A Enrique Peña Nieto no le importa ni le importará el destino de la gran mayoría de los mexicanos. Es, contrario al gran hombre universal del cual hablaron los filósofos del Siglo de las Luces, demasiado pequeño para que le importe. El problema, el verdadero problema, es que esa pequeñez tampoco le deja dar el ancho para cumplir su propia pequeña visión de lo que debe ser México. Es la paradoja del México actual: Peña Nieto, el gran reformador que insertaría al país en la modernidad globalizada, es hoy el principal lastre para que el país se inserte en el moderno mundo globalizado.

[1]El gobierno de Peña Nieto, y los grupos que lo sostienen, aseguran que cumplen con los preceptos originales del General Cárdenas: convertir a México en un país respetado y respetable. Ese análisis original no es del todo descabellado. Se equivocan de forma rotunda quienes critican las reformas de Peña Nieto comparándolas negativamente con la nacionalización petrolera de Lázaro Cárdenas: ambos momentos históricos son incomparables. En la década del 30 el modelo imperante en la economía mundial, básicamente proteccionista y, al menos en América Latina, preindustrializado y primarioexportador, distaba años luz de la economía neoliberal abierta de hoy. Lo que en su momento fue una solución práctica e incuestionable, la nacionalización total de la explotación petrolera, hoy no tendría por qué serlo, y es legítimo que las actuales generaciones de mandatarios busquen nuevas respuestas a los nuevos desafíos del mundo actual. Hoy, seguramente, el propio General Cárdenas sería de los primeros en comprender que un país cerrado sobre sí mismo, ensimismado en su propia historia, que cita y descontextualiza hechos ocurridos hace casi un siglo, que convierte los símbolos en lastres, estaría condenado al fracaso.
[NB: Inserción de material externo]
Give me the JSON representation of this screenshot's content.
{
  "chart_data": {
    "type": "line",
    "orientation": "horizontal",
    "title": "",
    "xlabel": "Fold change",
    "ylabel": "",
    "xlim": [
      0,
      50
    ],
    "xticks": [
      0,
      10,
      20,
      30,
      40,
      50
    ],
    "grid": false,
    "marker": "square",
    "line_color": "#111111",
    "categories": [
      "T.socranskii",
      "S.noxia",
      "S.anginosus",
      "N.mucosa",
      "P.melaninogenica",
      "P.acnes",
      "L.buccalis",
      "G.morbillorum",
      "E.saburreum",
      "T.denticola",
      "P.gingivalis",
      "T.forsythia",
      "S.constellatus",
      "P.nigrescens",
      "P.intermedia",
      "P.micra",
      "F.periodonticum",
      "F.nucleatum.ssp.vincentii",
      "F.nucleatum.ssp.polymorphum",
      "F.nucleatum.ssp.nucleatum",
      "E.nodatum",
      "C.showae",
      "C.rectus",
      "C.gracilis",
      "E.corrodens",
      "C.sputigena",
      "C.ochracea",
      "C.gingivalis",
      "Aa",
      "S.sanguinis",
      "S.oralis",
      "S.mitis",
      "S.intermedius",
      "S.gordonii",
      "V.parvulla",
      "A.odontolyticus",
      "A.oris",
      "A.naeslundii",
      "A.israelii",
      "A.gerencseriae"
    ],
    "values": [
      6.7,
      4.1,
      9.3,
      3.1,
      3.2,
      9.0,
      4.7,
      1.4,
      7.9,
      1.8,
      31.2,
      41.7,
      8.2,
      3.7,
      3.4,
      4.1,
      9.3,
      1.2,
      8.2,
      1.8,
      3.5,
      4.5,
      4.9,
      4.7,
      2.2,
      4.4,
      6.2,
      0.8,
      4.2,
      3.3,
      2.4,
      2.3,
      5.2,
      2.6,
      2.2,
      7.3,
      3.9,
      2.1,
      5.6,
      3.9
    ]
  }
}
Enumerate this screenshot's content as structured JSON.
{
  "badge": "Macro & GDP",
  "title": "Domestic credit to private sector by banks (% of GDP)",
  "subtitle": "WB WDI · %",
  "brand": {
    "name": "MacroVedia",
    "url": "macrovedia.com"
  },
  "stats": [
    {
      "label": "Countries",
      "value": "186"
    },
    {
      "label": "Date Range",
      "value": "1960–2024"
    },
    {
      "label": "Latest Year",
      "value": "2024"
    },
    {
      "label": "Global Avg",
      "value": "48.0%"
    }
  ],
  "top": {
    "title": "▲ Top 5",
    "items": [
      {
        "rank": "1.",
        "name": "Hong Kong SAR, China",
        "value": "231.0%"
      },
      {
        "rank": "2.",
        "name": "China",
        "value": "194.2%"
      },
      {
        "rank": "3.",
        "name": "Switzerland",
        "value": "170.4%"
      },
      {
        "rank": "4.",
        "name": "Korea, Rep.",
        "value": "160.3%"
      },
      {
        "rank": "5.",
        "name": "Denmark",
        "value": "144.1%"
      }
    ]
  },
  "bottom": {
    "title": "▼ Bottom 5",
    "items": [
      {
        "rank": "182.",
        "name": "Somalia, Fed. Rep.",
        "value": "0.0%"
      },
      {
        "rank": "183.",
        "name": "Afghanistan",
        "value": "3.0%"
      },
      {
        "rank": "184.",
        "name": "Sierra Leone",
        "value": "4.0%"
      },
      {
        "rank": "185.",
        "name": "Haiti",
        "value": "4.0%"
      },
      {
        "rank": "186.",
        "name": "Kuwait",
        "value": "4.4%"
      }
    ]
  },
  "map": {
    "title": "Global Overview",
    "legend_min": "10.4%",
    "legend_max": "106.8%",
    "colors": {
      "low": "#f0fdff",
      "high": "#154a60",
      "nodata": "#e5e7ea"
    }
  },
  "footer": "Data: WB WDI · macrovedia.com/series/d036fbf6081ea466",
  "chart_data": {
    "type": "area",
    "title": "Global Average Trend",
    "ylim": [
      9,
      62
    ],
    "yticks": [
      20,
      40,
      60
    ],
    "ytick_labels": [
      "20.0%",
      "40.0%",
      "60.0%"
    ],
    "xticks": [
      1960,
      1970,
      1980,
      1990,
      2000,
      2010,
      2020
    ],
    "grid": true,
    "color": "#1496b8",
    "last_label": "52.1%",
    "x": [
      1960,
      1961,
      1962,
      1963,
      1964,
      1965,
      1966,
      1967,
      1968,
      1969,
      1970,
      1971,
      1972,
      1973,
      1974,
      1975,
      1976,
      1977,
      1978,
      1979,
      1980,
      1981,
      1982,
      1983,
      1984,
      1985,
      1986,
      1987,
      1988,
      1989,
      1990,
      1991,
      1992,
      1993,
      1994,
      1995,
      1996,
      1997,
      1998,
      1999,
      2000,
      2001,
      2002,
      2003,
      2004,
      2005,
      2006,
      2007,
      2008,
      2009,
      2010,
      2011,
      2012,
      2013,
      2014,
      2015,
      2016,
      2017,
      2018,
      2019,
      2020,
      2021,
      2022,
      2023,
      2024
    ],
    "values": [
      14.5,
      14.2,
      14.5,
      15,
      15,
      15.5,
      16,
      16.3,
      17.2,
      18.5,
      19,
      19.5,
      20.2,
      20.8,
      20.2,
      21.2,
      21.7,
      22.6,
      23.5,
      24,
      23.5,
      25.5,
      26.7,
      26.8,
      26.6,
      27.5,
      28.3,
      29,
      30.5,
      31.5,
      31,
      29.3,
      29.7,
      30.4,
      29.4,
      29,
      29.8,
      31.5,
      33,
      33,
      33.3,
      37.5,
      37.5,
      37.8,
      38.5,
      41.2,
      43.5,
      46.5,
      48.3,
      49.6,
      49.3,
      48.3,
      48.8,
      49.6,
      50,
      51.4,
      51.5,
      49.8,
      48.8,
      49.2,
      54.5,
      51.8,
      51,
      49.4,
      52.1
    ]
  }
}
[2] China es hoy la principal potencia económica del mundo y así seguirá por largo rato. Perder la confianza de la primera potencia mundial es lisa y llanamente un suicidio económico, y Peña Nieto casi lo logra. Por su parte, Chile no pesa demasiado en el concierto económico mundial dado su escaso territorio y el poco alcance de sus mercados, pero a la vez es considerado un país confiable dado que sigue rigurosamente las recetas promulgadas desde Estados Unidos, el FMI o el Banco Mundial. La historia enseña que nunca ha sido buena estrategia tener problemas con el alumno más aplicado del curso.
[3] Factor principal resulta ser su propia esposa. En medio de la crisis por Ayotzinapa la Primera Dama aparece ofendida ante quienes cuestionan su falta de probidad, casi con seguridad miente al país respecto de la adquisición de ese foco de conflicto (Enrique Krauze, socio de Televisa, negó las cifras entregadas por La gaviota como justificante) y, cuando aún no acaba el escándalo, publica su (políticamente fallido, hay que recordar) viaje a China en una revista del corazón. Ante los hechos, Angélica Rivera parece ser una criolla Lady Macbeth, sin la sofisticación del personaje original porque en este caso es Televisa y no Shakespeare quien le construye el guion.